Liverpool Echo. May 5, 1988

 

Gayna rocks on into psychic pop

THE woman once described by the music paper Sounds as "Liverpool's bit of fluff" was approached three times before I met her outside Leicester Square tube station.
People had mistaken a single woman - standing on a street comer - with large brown eyes and masses
of chestnut curl hair for a ticket tout.
Gayna Rose Madder takes it all in her stride by reacting, as she does to most things, by giggling.
But then Miss Madder is used to women being propositioned on street corners. Her rented flat, under the moral shadow of Britain's largest cathedral, is in Liverpool's red light district.
Gayna neatly combines Liverpool's two main passions: football and music. Born In Anfield ("I had a season ticket when I was 14") she is both singer and songwriter.
"If I was going to aspire to anyone it would be Rodgers and Hammerstein, but although my songs are poppy I think the words address quite serious and political matters."
Although she is currently recording her own single, Gayna is in London to produce some else's - the debut record of Paula Pradaema - a Blackpool psychic.
"I first met Paula at a psychic demo In Fleetwood and then met her again a month later in Liverpool. She came back to my flat, sang me a song and I later arranged the chords."
A long explanation followed In a soft lilting Liverpudilan accent. Apparently the song, Only Time, is a message from the spirit world - but not from just any old spirit. Only Time is from Phil Ochs, who once wrote for Bob Dylan and committed suicide after a knife attack ruined his vocal chords.
"Paula thinks he is fulfilling his karma so that he can get onto the next astral plane."
By now you may be thinking that Miss Madder is either living up to her surname or severely testing your sense of humour. But she is 100 per cent serious.
"I learnt how to do birth charts in Junior school. They were a bit inaccurate," she adds and starts to laugh,
"but I tried."
Miss Madder was also known in her Junior school as Flo Sullivan. This changed nearly two years ago.
"I looked Sullivan up in a surname book and it said 'a descendant of the one-eyed, black-eyed, hawk-eyed Irishman' and this isn't the image I want to project!"
She described her image, in between chuckles, as "non-existent". Don't believe her. It is an eye-catching mixture of sweet 'n' innocent and sleaze-tart with taste. "I admire Bet Lynch as far as clothes go".
The comparison is interesting. Both women share a quick, intelligent mind. The exterior acts as a visual foil. Beneath Gayna's dizzy Barbie Doll appearance lies a mind trained in graphic design at Liverpool Art College with a further postgraduate diploma in art and English.
She has been seriously involved in music since 1980 when her group, A Formal Sigh, seemed poised for success.
They had one Peel session under their belt and had signed a deal with Virgin's Red Flame.
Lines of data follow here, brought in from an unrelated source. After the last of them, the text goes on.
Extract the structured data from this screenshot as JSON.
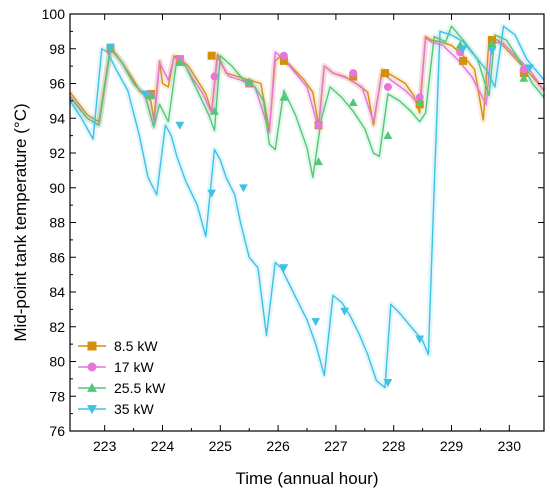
{
  "chart_data": {
    "type": "line",
    "xlabel": "Time (annual hour)",
    "ylabel": "Mid-point tank temperature (°C)",
    "xlim": [
      222.4,
      230.6
    ],
    "ylim": [
      76,
      100
    ],
    "xticks": [
      223,
      224,
      225,
      226,
      227,
      228,
      229,
      230
    ],
    "yticks": [
      76,
      78,
      80,
      82,
      84,
      86,
      88,
      90,
      92,
      94,
      96,
      98,
      100
    ],
    "grid": false,
    "legend_position": "bottom-left",
    "series": [
      {
        "name": "8.5 kW",
        "color": "#d4900a",
        "marker": "square",
        "x": [
          222.4,
          222.7,
          222.9,
          223.1,
          223.3,
          223.5,
          223.6,
          223.7,
          223.8,
          223.85,
          223.95,
          224.0,
          224.1,
          224.2,
          224.3,
          224.45,
          224.6,
          224.75,
          224.85,
          224.95,
          225.1,
          225.3,
          225.5,
          225.7,
          225.85,
          225.95,
          226.05,
          226.25,
          226.45,
          226.6,
          226.7,
          226.8,
          226.95,
          227.15,
          227.35,
          227.55,
          227.65,
          227.8,
          228.0,
          228.2,
          228.35,
          228.45,
          228.55,
          228.65,
          228.8,
          229.0,
          229.2,
          229.4,
          229.55,
          229.65,
          229.8,
          230.0,
          230.2,
          230.4,
          230.6
        ],
        "y": [
          95.5,
          94.2,
          93.8,
          98.1,
          97.2,
          96.2,
          95.6,
          95.3,
          95.0,
          93.9,
          97.3,
          96.0,
          95.8,
          97.6,
          97.4,
          97.0,
          96.2,
          95.4,
          94.4,
          97.7,
          96.6,
          96.4,
          96.2,
          96.0,
          93.3,
          97.3,
          97.6,
          96.9,
          96.2,
          95.5,
          93.6,
          97.0,
          96.6,
          96.4,
          96.0,
          95.5,
          93.6,
          96.8,
          96.4,
          96.0,
          95.3,
          94.3,
          98.7,
          98.5,
          98.4,
          98.2,
          97.6,
          96.8,
          93.9,
          98.6,
          98.5,
          97.8,
          97.1,
          96.4,
          95.6
        ],
        "marker_x": [
          223.1,
          223.8,
          224.3,
          224.85,
          225.5,
          226.1,
          226.7,
          227.3,
          227.85,
          228.45,
          229.2,
          229.7,
          230.25
        ],
        "marker_y": [
          98.0,
          95.4,
          97.4,
          97.6,
          96.0,
          97.3,
          93.6,
          96.4,
          96.6,
          94.8,
          97.3,
          98.5,
          96.6
        ]
      },
      {
        "name": "17 kW",
        "color": "#e477d8",
        "marker": "circle",
        "x": [
          222.4,
          222.7,
          222.9,
          223.1,
          223.3,
          223.5,
          223.7,
          223.85,
          223.95,
          224.1,
          224.2,
          224.35,
          224.5,
          224.7,
          224.85,
          224.95,
          225.15,
          225.35,
          225.6,
          225.85,
          225.95,
          226.1,
          226.3,
          226.5,
          226.7,
          226.8,
          226.95,
          227.2,
          227.45,
          227.65,
          227.8,
          227.95,
          228.2,
          228.45,
          228.55,
          228.65,
          228.85,
          229.1,
          229.35,
          229.6,
          229.7,
          229.9,
          230.1,
          230.35,
          230.6
        ],
        "y": [
          95.3,
          94.0,
          93.6,
          98.0,
          97.2,
          96.0,
          95.3,
          93.5,
          97.2,
          96.2,
          97.5,
          97.3,
          96.4,
          95.4,
          94.3,
          97.5,
          96.4,
          96.2,
          95.8,
          93.2,
          97.8,
          97.4,
          96.6,
          95.8,
          93.4,
          97.0,
          96.6,
          96.3,
          95.8,
          93.8,
          96.6,
          96.2,
          95.6,
          94.8,
          98.6,
          98.4,
          98.2,
          97.4,
          96.4,
          94.8,
          98.4,
          98.3,
          97.6,
          96.8,
          95.6
        ],
        "marker_x": [
          223.1,
          223.8,
          224.3,
          224.9,
          225.5,
          226.1,
          226.7,
          227.3,
          227.9,
          228.45,
          229.15,
          229.7,
          230.25
        ],
        "marker_y": [
          98.0,
          95.3,
          97.4,
          96.4,
          96.0,
          97.6,
          93.6,
          96.6,
          95.8,
          95.2,
          97.8,
          98.1,
          96.8
        ]
      },
      {
        "name": "25.5 kW",
        "color": "#52c77a",
        "marker": "triangle-up",
        "x": [
          222.4,
          222.7,
          222.9,
          223.1,
          223.3,
          223.5,
          223.7,
          223.85,
          223.95,
          224.1,
          224.25,
          224.4,
          224.6,
          224.8,
          224.9,
          225.0,
          225.2,
          225.4,
          225.6,
          225.75,
          225.85,
          225.95,
          226.1,
          226.3,
          226.5,
          226.6,
          226.75,
          226.9,
          227.1,
          227.3,
          227.5,
          227.65,
          227.75,
          227.9,
          228.1,
          228.3,
          228.45,
          228.55,
          228.7,
          228.9,
          229.0,
          229.2,
          229.45,
          229.65,
          229.75,
          229.95,
          230.2,
          230.4,
          230.6
        ],
        "y": [
          95.2,
          94.0,
          93.6,
          98.0,
          97.2,
          96.0,
          95.3,
          93.5,
          94.8,
          93.8,
          97.4,
          97.0,
          95.6,
          94.2,
          93.3,
          97.6,
          97.0,
          96.2,
          95.8,
          95.0,
          92.5,
          92.2,
          95.6,
          94.2,
          92.3,
          90.6,
          94.0,
          95.8,
          95.2,
          94.4,
          93.4,
          92.0,
          91.8,
          95.4,
          95.0,
          94.4,
          93.8,
          94.3,
          98.7,
          98.4,
          99.3,
          98.5,
          97.4,
          95.3,
          98.8,
          98.5,
          97.2,
          96.0,
          95.2
        ],
        "marker_x": [
          223.1,
          223.8,
          224.3,
          224.9,
          225.5,
          226.1,
          226.7,
          227.3,
          227.9,
          228.45,
          229.15,
          229.7,
          230.25
        ],
        "marker_y": [
          98.0,
          95.3,
          97.2,
          94.4,
          96.1,
          95.2,
          91.5,
          94.9,
          93.0,
          94.9,
          98.2,
          98.3,
          96.3
        ]
      },
      {
        "name": "35 kW",
        "color": "#3fc1e6",
        "marker": "triangle-down",
        "x": [
          222.4,
          222.6,
          222.8,
          222.95,
          223.05,
          223.2,
          223.4,
          223.6,
          223.75,
          223.9,
          224.05,
          224.15,
          224.25,
          224.4,
          224.6,
          224.75,
          224.9,
          225.0,
          225.1,
          225.25,
          225.35,
          225.5,
          225.65,
          225.8,
          225.95,
          226.05,
          226.2,
          226.35,
          226.5,
          226.65,
          226.8,
          226.95,
          227.1,
          227.25,
          227.4,
          227.55,
          227.7,
          227.85,
          227.95,
          228.1,
          228.3,
          228.5,
          228.6,
          228.7,
          228.8,
          229.0,
          229.2,
          229.4,
          229.6,
          229.75,
          229.9,
          230.1,
          230.3,
          230.6
        ],
        "y": [
          95.0,
          94.0,
          92.8,
          98.0,
          97.8,
          96.8,
          95.6,
          93.0,
          90.6,
          89.6,
          93.6,
          93.0,
          91.8,
          90.4,
          89.0,
          87.2,
          92.2,
          91.6,
          90.6,
          89.6,
          88.0,
          86.0,
          85.4,
          81.5,
          85.7,
          85.4,
          84.4,
          83.4,
          82.4,
          81.0,
          79.2,
          83.8,
          83.4,
          82.6,
          81.6,
          80.4,
          78.9,
          78.5,
          83.3,
          82.8,
          82.0,
          81.2,
          80.4,
          90.0,
          99.0,
          98.8,
          98.4,
          97.6,
          96.8,
          95.8,
          99.3,
          98.8,
          97.4,
          96.2
        ],
        "marker_x": [
          223.1,
          223.7,
          224.3,
          224.85,
          225.4,
          226.1,
          226.65,
          227.15,
          227.9,
          228.45,
          229.2,
          229.7,
          230.35
        ],
        "marker_y": [
          98.1,
          95.4,
          93.6,
          89.7,
          90.0,
          85.4,
          82.3,
          82.9,
          78.8,
          81.3,
          98.0,
          97.9,
          96.9
        ]
      }
    ]
  }
}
A Christmas single, Higher, was recorded and released, after a considerable delay, in June. No further recordings were made and, being tied to her contract, no singles were made elsewhere. "I got to keep the advance, so it wasn't all bad."
Her next group, Shiny Two Shoes, with Robin Surtees (now guitarist with Benny Profane) had better luck. They recorded a mini-LP while she was administrating a small college, on a part-time basis, near the city centre.
"It was a brilliant place, but very underused, so we did courses on racing form and home brewing.”
Naturally the college's popularity increased and she was offered a full-time job as principal.
Shiny Two Shoes were also offered something - a tour of Europe “so I turned the job down and launched
myself into unemployment." Their single, Waiting for Us, reached the independent charts and received Radio 1 airplay, but after four European tours she left to pursue a solo career.
Since then London Polydor, WEA and RCA have all paid for session tapes. Her third single, Ties ("all my songs are emotional”) is being produced by Dave Dix (who produced Black). Its release in April coincides with the release of Only Time. She is aware that she is within sniffing distance of success.
But what does the psychic circle think? Her clairvoyant friends predict 1988 will be Gayna Rose Madder's year. Her choice of name was also prophetic.
"I was still Flo Sullivan when I dreamed I was being interviewed by Terry Wogan. In the dream he asked me why I had changed my name to Gayna Rose Madder." Her eyes opened wider and I waited expectantly. "So I replied it had been a pigment of my imagination!"
The music world, especially in Liverpool, is overflowing with people who can sing, compose and often, through lack of finance, produce and arrange their own work.
Gayna Rose Madder could be one of the few talents to break through the tough surface of success. She could also be the first singer who owed her fame to a paintbox colour, a dream and a bizarre sense of humour.